Can recruiters find you, and will they like what they find?

I recently attended an IT recruitment conference that had speakers from many successful and fast-growing companies. The event was about how to attract, recruit and retain IT professionals.

Companies operating in the IT/tech/digitech space are well aware of how hard it is to find good people to fill their vacancies. Presenters at the conference spoke about new methods they’re using to help them with this task.

How companies and recruiters find candidates.

The most common ways for recruiters (in-house or at agencies) to find candidates are:

  • Place an ad on an online job board or on a company’s career page
  • Look at their existing database of previous candidates
  • If they’re in-house recruiters they’ll likely look at their pool of existing staff
  • Ask for referrals
  • Approach people directly

Aside from the channels above there are is now a trend towards looking for people online, via various social media and other channels. Or, maybe they have someone’s name but they want to find out more before they proceed.

The cost of not filling a role or of hiring the wrong person or high so it’s reasonable that companies and recruiters will try to find out as much as they can, and in places you might not expect.

Here are some places they might look.

In most cases below, people can search for a name or more generic terms (e.g. developers in Sydney). Once if they find someone they’ll usually expand out the search to see that person’s contact, followers etc and get even more names of potential candidates.

1. Twitter.   This is a great starting place to see who you follow or interact with, what types of things you post and how you communicate. Use this to your advantage – follow or interact with companies you like or ‘influencers’, post relevant content. Also remember that companies often post vacancies on Twitter so it’s a great place to see what roles they offer and how they deal with candidates.

2. LinkedIn.   Recruiters are likely to have a look at your LinkedIn profile, but they also search more generically for people with certain skills or in specific locations. This means you should keep your profile up -to-date (but remember to disable notifications if you don’t want your current employer to suspect you’re thinking of moving). Do you have a title showing what you currently do or what you’re looking for? Do you have a few, specific recommendations from people about how you work? (See my other blog about creating a good Linkedin profile and CV.)
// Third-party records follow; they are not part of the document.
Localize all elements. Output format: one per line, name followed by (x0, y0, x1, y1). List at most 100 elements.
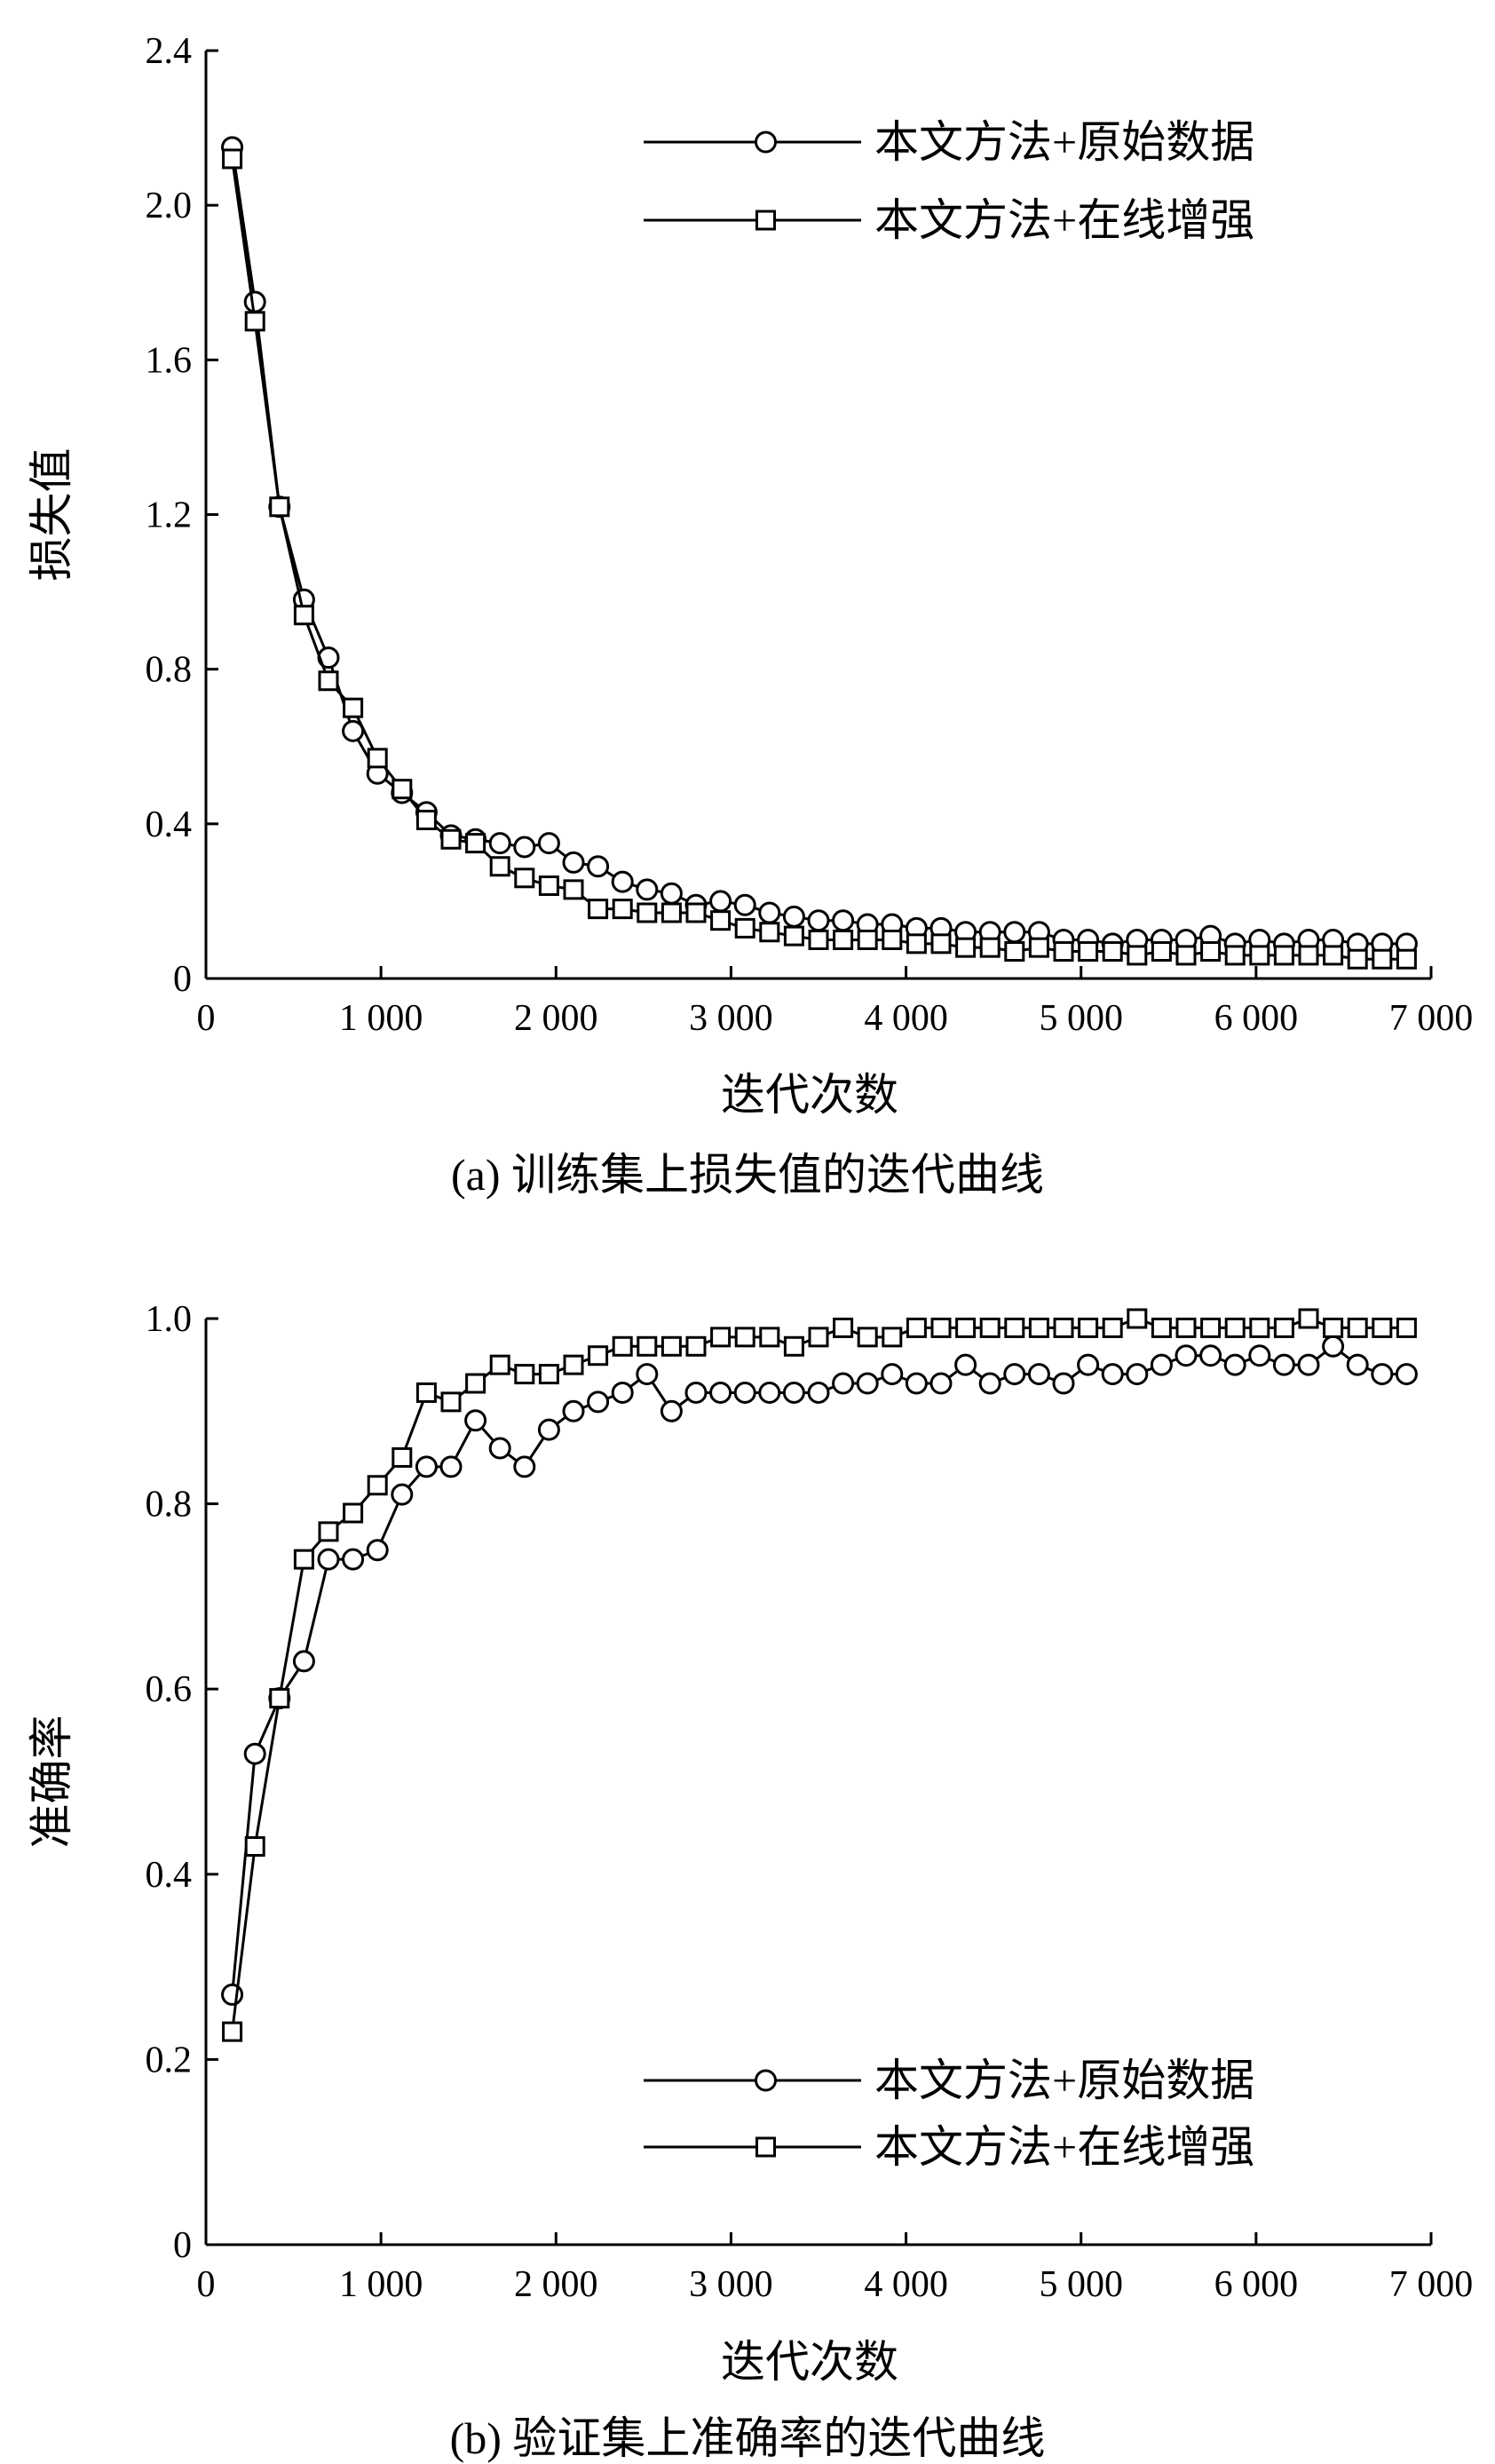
legend-label: 本文方法+原始数据 (874, 117, 1254, 167)
y-tick-label: 2.0 (146, 186, 193, 226)
data-point-square (637, 1335, 658, 1357)
chart-b: 0 0.2 0.4 0.6 0.8 1.0 0 1 000 2 000 3 000 4 000 5 0… (27, 1299, 1473, 2463)
chart-a: 0 0.4 0.8 1.2 1.6 2.0 2.4 0 1 000 2 000 3 000 4 000… (27, 31, 1473, 1200)
y-axis-title: 准确率 (27, 1715, 76, 1849)
y-tick-label: 0.8 (146, 1485, 193, 1525)
legend-marker-square (755, 210, 776, 231)
data-point-circle (513, 1455, 536, 1478)
data-point-square (612, 899, 633, 920)
data-point-square (906, 1317, 927, 1338)
data-point-square (808, 929, 829, 950)
x-tick-label: 1 000 (339, 2264, 423, 2305)
data-point-square (1078, 941, 1099, 963)
y-tick-label: 0.6 (146, 1669, 193, 1710)
data-point-circle (391, 1483, 414, 1506)
data-point-square (269, 496, 290, 518)
figure-caption: (b) 验证集上准确率的迭代曲线 (450, 2413, 1046, 2463)
data-point-square (1273, 945, 1294, 966)
data-point-square (440, 1391, 462, 1413)
data-point-square (489, 1354, 510, 1375)
data-point-square (979, 1317, 1001, 1338)
data-point-square (660, 1335, 682, 1357)
data-point-square (1102, 1317, 1123, 1338)
data-point-square (1347, 1317, 1368, 1338)
data-point-square (318, 670, 339, 692)
data-point-circle (684, 1381, 708, 1404)
data-point-square (1200, 941, 1222, 963)
data-point-square (930, 1317, 952, 1338)
data-point-circle (807, 909, 830, 932)
data-point-square (1151, 1317, 1172, 1338)
data-point-square (1224, 945, 1246, 966)
data-point-circle (611, 1381, 634, 1404)
data-point-square (588, 899, 609, 920)
data-point-circle (881, 1363, 904, 1386)
data-point-circle (221, 1983, 244, 2006)
legend-marker-circle (755, 131, 777, 154)
data-point-square (1396, 1317, 1417, 1338)
data-point-circle (1272, 1353, 1295, 1376)
data-point-circle (1223, 1353, 1246, 1376)
data-point-square (1323, 1317, 1344, 1338)
data-point-square (222, 2021, 243, 2042)
data-point-circle (782, 1381, 805, 1404)
data-point-square (538, 1364, 559, 1385)
data-point-square (1004, 941, 1025, 963)
y-tick-label: 2.4 (146, 31, 193, 72)
data-point-square (1028, 937, 1049, 958)
series-original-data (221, 136, 1418, 955)
series-line (231, 1317, 1407, 2032)
legend-marker-circle (755, 2069, 777, 2092)
legend-label: 本文方法+原始数据 (874, 2056, 1254, 2105)
x-tick-label: 6 000 (1214, 2264, 1299, 2305)
data-point-square (906, 933, 927, 955)
x-tick-label: 5 000 (1039, 2264, 1123, 2305)
data-point-square (293, 605, 314, 626)
data-point-square (392, 1446, 413, 1468)
data-point-circle (1175, 1344, 1198, 1367)
data-point-square (514, 868, 535, 889)
data-point-square (833, 1317, 854, 1338)
data-point-square (637, 902, 658, 923)
x-tick-label: 7 000 (1389, 2264, 1474, 2305)
data-point-circle (636, 1363, 659, 1386)
data-point-circle (709, 890, 732, 913)
y-tick-label: 0 (173, 959, 192, 1000)
data-point-square (1127, 945, 1148, 966)
data-point-square (734, 917, 755, 939)
data-point-square (660, 902, 682, 923)
data-point-circle (415, 1455, 438, 1478)
series-line (231, 158, 1407, 961)
data-point-square (710, 1327, 732, 1348)
y-tick-label: 0 (173, 2225, 192, 2266)
data-point-circle (342, 719, 365, 742)
data-point-square (269, 1688, 290, 1709)
data-point-circle (611, 870, 634, 893)
data-point-square (1004, 1317, 1025, 1338)
data-point-square (588, 1345, 609, 1367)
data-point-circle (537, 1418, 560, 1441)
legend-label: 本文方法+在线增强 (874, 2122, 1254, 2172)
data-point-square (563, 879, 584, 900)
data-point-square (1298, 945, 1319, 966)
data-point-square (1249, 945, 1270, 966)
data-point-square (1298, 1308, 1319, 1329)
series-line (231, 147, 1407, 946)
data-point-square (1396, 948, 1417, 970)
data-point-square (343, 697, 364, 718)
x-tick-label: 3 000 (689, 998, 773, 1039)
data-point-square (489, 856, 510, 877)
data-point-square (734, 1327, 755, 1348)
data-point-circle (439, 1455, 463, 1478)
data-point-square (882, 929, 903, 950)
data-point-circle (1248, 1344, 1271, 1367)
data-point-square (955, 1317, 977, 1338)
x-tick-label: 2 000 (514, 998, 598, 1039)
data-point-square (367, 1475, 388, 1496)
series-original-data (221, 1335, 1418, 2006)
data-point-circle (317, 1548, 340, 1571)
data-point-circle (1003, 921, 1026, 944)
x-tick-label: 5 000 (1039, 998, 1123, 1039)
3. Facebook.   Depending on your privacy settings there could be a wealth of information on Facebook that you don’t realise is public. Check what your profile looks like to people who aren’t friends and edit posts/photos that you want to remain private.

4. Instagram.   As with all social media, employers can tell a lot about you from what you post or respond to.

5. GitHub.   I’ve heard many times that if you’re a developer you need to have a GitHub profile.

6. Meetup.   If I was looking for someone with, for example, testing automation experience, one of the first places I’d look would be the local meetups. I’d get the list of members and then cross-reference them with other places (Twitter, LinkedIn etc). If you belong to meetups, make sure your profile – for each group you belong to – is up-to-date.

7. Google.   A plain, old Google search might yield lots of information about you or people like you. Google+ is used in some countries but not in others. For example, if you work in India (or if you want to be found by an Indian company), you need a Google+ profile. A reverse image lookup (drag an image and drop into the search bar) might take searchers to other places online where your details can be found.

8. Online.   Searchers might look at sites where tech people can offer their services or display their portfolios. You might be found on one of these – Bēhance, Elance, Upwork, peopleperhour, Fiverr, dribble, etc. What about if you leave a review with you name on TripAdvisor, AirBnB, eating out sites etc? People can get a sense of your tone, your attitude and what you do in your spare time.

What will they find out about you?

It’s not only about how you might be found, but also what information people might uncover when they find you.

  • If you use your name in any of these sites or applications then make sure you have content that won’t discourage potential employers.
  • Keep in mind the image you are portraying online. Does your online presence give the impression that you’d be a suitable employee for the kind of company you want to work for?
  • You don’t need to sign up to all the sites listed above. Only do so if it makes sense (e.g. if you’re a developer then GitHub is a good place to start).

So, be aware of your presence online, but possibly even more importantly be honest, professional and hard-working … these are the things that will ultimately create your reputation.